Error: Poor accuracy on high-res scans
Try increasing resolution of the image so the text is bigger. If the resolution is already very high, try decreasing it to no more than a 2048px width. Counterintuitive, but models were trained on typical document scans (200-300 DPI), not 4K flatbed scans.
Verify Installation with the Built-In Streamlit App
Surya includes a Streamlit app that lets you interactively try it on images or PDF files. Run it:
streamlit run $(python -c "import surya; print(surya.__path__[0])")/app.py
Opens in your browser. Upload a test PDF or image. Click process. If text appears with highlighted bounding boxes, your install works.
This is the fastest way to confirm everything – models, dependencies, device config – landed correctly. If the Streamlit app runs, you’re good.
What It Won’t Do (Save Yourself the Debugging)
Surya is specialized for document OCR. It will likely not work on photos or other images. It will also not work on handwritten text per the official limitations.
Translation: don’t feed it phone photos of whiteboards or cursive notes. It’s trained on printed documents – invoices, reports, forms, books. Anything else is a coin flip.
Surya showed consistent results across different formats and even scanned documents, but tends to ignore large texts that might look like logos – maybe because the model was trained to ignore advertisements according to financial document benchmarks. If your logo contains critical text, preprocess it out or use a different tool for that section.
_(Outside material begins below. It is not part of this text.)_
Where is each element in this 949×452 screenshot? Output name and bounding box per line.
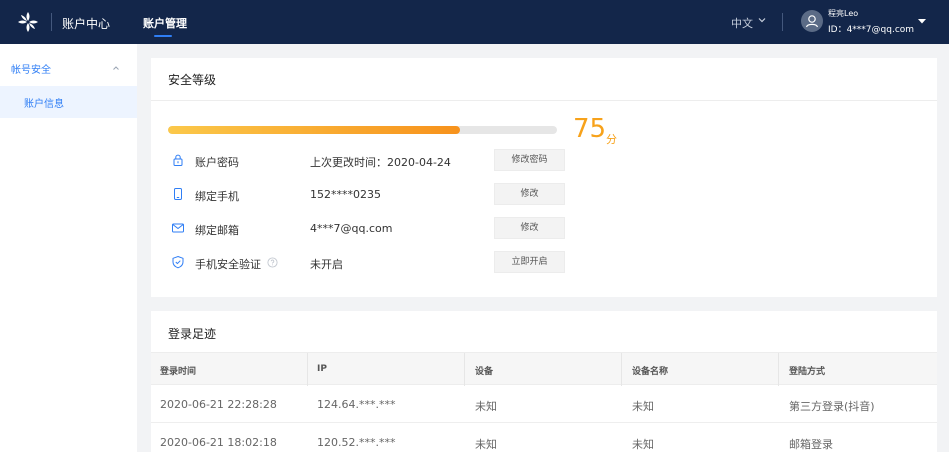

One user reported discovering this after processing 200 insurance forms – every company name was missing because it was in a logo box.
FAQ
Can I use Surya commercially?
Model weights use a modified AI Pubs Open Rail-M license – free for research, personal use, and startups under $2M funding/revenue. Above that threshold, you need a commercial license. Code is GPL. Check the official repo for current licensing terms.
Why does my M1 Mac return empty results?
Apple’s MPS backend has a known bug with Surya’s text detection model. Override to CPU with export TORCH_DEVICE=cpu before running. Performance is slower but results will appear. This is an Apple-side issue, not Surya’s fault.
How do I process PDFs with more than 100 pages?
Surya handles large PDFs – community reports confirm processing up to 2000 pages works. For very large batches, use the --page_range parameter to chunk the job: --page_range 0-99, then 100-199, etc. This prevents memory issues and lets you parallelize. Output is JSON, so merging results is straightforward.
Next step: point Surya at your messiest scanned invoice and watch what it catches – and what it doesn’t. The threshold tuning starts there.